Battle ascertained by judicious inquiry that the pocket-fuzz machine actually did exist. It had been a swipe from the war-science of the invaders from Ceres.
The thing was broken down at the moment, but when they got it into shape again—!
He had uneasy pictures of a vast number of speculators all waking up with the same hunch on which way the market would jump. All bidding simultaneously for the same securities would make a ticklish situation that could be touched off by judicious inspiration of an investment banker—any investment banker—who could be dreamed into thinking his bank was without assets. Bank closes and banker commits suicide.
Panic on the market; the vast number of speculators find themselves with securities at fantastically high prices and worth fantastically near nothing at all. Vast number of speculators sell out and are ruined, for then three more banks close and three more bankers commit suicide.
President declares bank-holiday; the great public withdraws savings as soon as the banks open again, therefore the banks close again. The great public holes up for a long, hard winter. With loose cash lying around crime is on the upswing and martial law is declared, at which Leftist organizations explode and start minor insurrections in industrial cities.

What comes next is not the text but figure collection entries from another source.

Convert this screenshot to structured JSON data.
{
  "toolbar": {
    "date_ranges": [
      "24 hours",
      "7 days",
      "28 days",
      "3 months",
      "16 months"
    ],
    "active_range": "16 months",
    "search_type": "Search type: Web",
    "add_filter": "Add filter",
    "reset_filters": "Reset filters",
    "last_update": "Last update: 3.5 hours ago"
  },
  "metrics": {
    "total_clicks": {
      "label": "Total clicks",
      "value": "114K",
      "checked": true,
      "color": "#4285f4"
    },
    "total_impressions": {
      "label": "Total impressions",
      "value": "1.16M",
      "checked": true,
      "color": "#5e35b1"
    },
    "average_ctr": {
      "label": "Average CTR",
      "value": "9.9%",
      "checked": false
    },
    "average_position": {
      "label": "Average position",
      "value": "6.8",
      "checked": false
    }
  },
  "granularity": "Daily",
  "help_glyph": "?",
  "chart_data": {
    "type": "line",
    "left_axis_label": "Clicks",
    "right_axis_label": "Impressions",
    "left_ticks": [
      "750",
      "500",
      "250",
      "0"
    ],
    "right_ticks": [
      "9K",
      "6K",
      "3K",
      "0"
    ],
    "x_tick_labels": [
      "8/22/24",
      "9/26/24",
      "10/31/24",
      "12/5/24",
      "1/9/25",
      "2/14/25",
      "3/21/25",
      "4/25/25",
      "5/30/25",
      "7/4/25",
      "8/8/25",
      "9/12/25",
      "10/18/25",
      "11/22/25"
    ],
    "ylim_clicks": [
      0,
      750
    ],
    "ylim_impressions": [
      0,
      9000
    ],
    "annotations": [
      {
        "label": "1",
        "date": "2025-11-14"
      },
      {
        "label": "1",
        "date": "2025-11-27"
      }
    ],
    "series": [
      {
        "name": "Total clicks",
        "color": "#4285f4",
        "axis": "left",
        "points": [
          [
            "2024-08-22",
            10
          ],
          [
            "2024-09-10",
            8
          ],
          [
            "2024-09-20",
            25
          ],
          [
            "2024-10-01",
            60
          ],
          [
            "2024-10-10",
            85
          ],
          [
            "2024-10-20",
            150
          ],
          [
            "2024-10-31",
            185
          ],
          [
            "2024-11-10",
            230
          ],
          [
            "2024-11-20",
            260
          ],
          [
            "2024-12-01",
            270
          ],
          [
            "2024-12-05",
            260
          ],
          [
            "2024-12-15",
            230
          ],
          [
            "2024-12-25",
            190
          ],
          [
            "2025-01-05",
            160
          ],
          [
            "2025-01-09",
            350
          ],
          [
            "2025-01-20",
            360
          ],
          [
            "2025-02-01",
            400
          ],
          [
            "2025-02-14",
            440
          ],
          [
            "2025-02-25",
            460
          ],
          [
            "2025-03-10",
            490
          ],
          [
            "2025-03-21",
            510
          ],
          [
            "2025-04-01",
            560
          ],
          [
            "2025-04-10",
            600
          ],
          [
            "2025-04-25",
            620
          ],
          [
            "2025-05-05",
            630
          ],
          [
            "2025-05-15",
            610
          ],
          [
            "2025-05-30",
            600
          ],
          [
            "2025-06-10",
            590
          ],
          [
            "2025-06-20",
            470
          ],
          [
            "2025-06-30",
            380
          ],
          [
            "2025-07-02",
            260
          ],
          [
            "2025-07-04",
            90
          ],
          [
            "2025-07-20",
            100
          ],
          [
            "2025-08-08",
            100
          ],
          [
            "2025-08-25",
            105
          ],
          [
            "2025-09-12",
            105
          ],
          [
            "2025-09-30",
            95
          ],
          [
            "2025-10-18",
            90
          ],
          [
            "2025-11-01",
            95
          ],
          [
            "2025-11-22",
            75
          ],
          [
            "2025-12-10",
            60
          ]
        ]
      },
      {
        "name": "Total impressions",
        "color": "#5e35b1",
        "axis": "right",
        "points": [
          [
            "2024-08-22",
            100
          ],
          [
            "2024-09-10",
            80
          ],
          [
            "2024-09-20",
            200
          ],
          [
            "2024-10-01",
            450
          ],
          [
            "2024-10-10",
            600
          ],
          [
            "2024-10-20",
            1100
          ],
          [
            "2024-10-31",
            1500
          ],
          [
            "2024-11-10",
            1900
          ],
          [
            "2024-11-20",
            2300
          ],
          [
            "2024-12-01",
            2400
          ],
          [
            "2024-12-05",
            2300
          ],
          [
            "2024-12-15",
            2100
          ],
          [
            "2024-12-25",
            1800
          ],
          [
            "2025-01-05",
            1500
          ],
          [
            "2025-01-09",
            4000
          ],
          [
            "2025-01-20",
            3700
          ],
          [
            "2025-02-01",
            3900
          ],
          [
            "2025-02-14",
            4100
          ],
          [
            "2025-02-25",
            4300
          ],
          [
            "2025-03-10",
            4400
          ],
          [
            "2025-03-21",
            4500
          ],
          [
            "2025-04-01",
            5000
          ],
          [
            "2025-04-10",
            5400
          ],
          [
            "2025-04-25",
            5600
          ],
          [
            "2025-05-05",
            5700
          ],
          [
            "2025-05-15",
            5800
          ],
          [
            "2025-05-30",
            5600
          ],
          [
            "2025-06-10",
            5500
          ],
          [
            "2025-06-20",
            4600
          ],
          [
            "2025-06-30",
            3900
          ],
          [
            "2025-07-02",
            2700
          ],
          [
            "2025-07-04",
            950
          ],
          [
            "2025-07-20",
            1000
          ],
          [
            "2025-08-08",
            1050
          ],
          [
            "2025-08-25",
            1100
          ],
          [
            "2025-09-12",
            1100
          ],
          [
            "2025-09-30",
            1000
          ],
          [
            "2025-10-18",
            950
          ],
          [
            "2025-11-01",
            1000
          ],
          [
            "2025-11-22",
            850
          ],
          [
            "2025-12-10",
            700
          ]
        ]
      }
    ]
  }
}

Mexico attacks across the Rio Grande; the invaders from the asteroid had a contingent of expert hypnotists ready to leave for Chihuahua where the southern republic's army as stationed.
And then the protoplasmo-high carbon proteidic-discellular converter would get turned on. The population of Manhattan would turn into pocket fuzz—or at least separate large-molecule units resembling very closely the stuff you find in pockets or handbags after two or three weeks of use.
Manhattan is fortified by the wee folk from the asteroid who build several more of the flug-machines, aiming them at the other boroughs and moving their twenty-mile field of effectiveness at the rate of a state each day. The North American continent would be clear of any and all protoplasmic life at the end of a week, they estimated.
And the hell of it was that they were right. But Battle was whistling cheerily as he forged a pass with the aid of the seal from his lady's desk.
HE HAD CREPT out into the open, been perceived by the eagle-eye of old Cromleigh, lifted on a pair of tweezers and whistled into a waiting Rolls.
Once again his natural size in the New Jersey lab he stretched comfortably.
"Thanks for being so prompt," he yawned. "Thanks a lot. They were coming after me, by the sound of footsteps in the distance."
"Now you see why I had to be quiet and do this thing on the sly?"
demanded the financier. "If I'd told all I know they'd have called me mad and locked me up the way his family treated poor old John Dee.
(But don't let that get out, Lieutenant.) Now tell me what you found there—begin at the beginning. How much do they know about finance and manipulation? Have they got their records in a safe place?"
Battle lit a cigarette; he hadn't taken any with him for fear of firing the sofa. Luxuriously he drew in a draft of the smoke clear down to his toenails and let it trickle from the corners of his mouth. "One question at a time," he said.